Insert ATM Card, Remove Keypad?

Wait, what?! A few days ago, an Oklahoma City police officer pulled the entire keypad off an ATM machine! No, he wasn’t trying to prove his strength, although that would have been quite impressive.

The outdoor ATM at Bank of Oklahoma in Tulsa Hills was weathered, but the officer noticed the keypad seemed brand new. When he began to inspect it further, the entire thing popped right off. “It kind of felt weird being a police officer and calling 911, but that’s what I did,” said Master Sergeant Corey Nooner in the NewsOn6 article.

ATM skimming fraud is getting so advanced that this “press-on” keypad can actually send data via Bluetooth to thieves. KrebsOnSecurity.com says that fraud devices are often placed on the ATM with glue or double-sided tape. While some banks have implemented skimming detection devices, some fraudsters in turn started using insertable skimming devices to avoid being detected.

Hackers use the information from the skimming device to create fraudulent copies of debit and credit cards. “Once they are into the system, they go to the administrative account and they remove any sort of limitations, so whatever’s in the bank at that time, they can cash that, and they do it at a pre-determined time, all over the world,” explains San Jose State University Professor Dr. Ahmed Banafa.

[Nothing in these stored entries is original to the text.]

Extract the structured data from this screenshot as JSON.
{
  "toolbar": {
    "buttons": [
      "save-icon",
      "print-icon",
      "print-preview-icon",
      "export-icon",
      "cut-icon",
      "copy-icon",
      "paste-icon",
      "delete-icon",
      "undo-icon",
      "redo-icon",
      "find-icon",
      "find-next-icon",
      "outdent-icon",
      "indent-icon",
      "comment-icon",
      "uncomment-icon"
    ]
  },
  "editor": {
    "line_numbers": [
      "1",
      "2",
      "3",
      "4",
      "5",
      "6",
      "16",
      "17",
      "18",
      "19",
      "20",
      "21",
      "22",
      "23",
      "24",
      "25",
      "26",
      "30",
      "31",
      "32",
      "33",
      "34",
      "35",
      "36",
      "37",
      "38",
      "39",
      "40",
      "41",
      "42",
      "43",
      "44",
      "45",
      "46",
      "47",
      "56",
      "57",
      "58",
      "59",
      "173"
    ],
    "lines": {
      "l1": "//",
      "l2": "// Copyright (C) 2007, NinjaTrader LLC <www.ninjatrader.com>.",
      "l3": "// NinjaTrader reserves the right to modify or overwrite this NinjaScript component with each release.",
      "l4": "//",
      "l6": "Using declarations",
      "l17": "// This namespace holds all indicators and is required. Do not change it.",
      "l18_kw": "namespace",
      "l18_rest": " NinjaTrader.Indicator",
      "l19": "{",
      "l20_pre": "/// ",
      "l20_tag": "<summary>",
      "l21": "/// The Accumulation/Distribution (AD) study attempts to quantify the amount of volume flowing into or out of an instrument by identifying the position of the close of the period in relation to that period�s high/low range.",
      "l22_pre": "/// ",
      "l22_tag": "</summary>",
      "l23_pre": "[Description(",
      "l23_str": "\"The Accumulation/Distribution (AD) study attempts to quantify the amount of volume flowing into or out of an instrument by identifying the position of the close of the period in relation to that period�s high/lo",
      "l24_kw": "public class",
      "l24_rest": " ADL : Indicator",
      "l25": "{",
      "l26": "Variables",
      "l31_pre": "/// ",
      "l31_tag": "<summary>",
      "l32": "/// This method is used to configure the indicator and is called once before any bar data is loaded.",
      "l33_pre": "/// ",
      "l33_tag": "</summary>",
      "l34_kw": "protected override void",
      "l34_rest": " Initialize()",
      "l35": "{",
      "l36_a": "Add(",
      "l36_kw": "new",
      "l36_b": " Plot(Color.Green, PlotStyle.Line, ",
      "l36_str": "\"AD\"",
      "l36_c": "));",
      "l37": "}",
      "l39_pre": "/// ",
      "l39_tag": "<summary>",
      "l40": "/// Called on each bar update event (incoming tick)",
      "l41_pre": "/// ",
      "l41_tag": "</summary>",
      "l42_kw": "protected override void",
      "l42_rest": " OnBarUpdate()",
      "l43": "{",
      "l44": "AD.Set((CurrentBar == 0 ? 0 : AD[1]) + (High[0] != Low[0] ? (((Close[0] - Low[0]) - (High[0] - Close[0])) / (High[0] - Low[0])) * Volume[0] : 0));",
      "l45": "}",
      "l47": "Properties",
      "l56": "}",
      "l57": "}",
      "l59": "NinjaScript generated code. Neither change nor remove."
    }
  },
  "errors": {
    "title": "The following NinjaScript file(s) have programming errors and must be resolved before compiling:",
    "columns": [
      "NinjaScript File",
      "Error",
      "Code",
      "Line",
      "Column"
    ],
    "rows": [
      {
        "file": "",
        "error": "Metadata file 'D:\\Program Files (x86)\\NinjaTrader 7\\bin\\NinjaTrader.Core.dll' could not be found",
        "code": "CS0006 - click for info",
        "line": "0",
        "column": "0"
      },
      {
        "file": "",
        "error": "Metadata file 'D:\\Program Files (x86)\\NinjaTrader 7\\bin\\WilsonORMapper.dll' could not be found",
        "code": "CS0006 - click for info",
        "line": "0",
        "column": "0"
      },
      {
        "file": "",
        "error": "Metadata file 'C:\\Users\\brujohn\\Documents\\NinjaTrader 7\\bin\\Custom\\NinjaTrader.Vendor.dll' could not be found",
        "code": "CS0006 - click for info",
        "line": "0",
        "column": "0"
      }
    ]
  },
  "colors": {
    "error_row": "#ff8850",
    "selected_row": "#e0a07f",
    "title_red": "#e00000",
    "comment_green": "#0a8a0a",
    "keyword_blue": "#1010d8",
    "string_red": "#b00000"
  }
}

You know the threat is real when the FBI issues a warning of a “potential ATM bank heist” that could cost upwards of millions globally. USA today coverage said the FBI warned: “Historic compromises have included small-to-medium size financial institutions, likely due to less robust implementation of cybersecurity controls, budgets, or third-party vendor vulnerabilities.”

Okay, so don’t get too alarmed. Financial institutions use these warning to trigger “fail safe positions” and increase security. And, ATM owners can take the following precautions to see if there is a skimming device on their cash machine:

  1. Camera check: Check the area for small, wireless cameras that may be placed on or near the ATM.
  2. Increase visibility: Visit a high-traffic and highly visible ATM to reduce risk says Forbes magazine. Owners can place machines where they are highly visible, and unobscured by retail displays or other items.
  3. Routinely inspect your machine: Inspect your ATM for a keyboard overlay placed over the normal keypad, or internal skimming devices if you have access to the interior of your cash machine.

As the famous G.I. Joe quotes goes, “knowing is half the battle.” The other half involves being more aware of ATM conditions and possibly, contacting 911.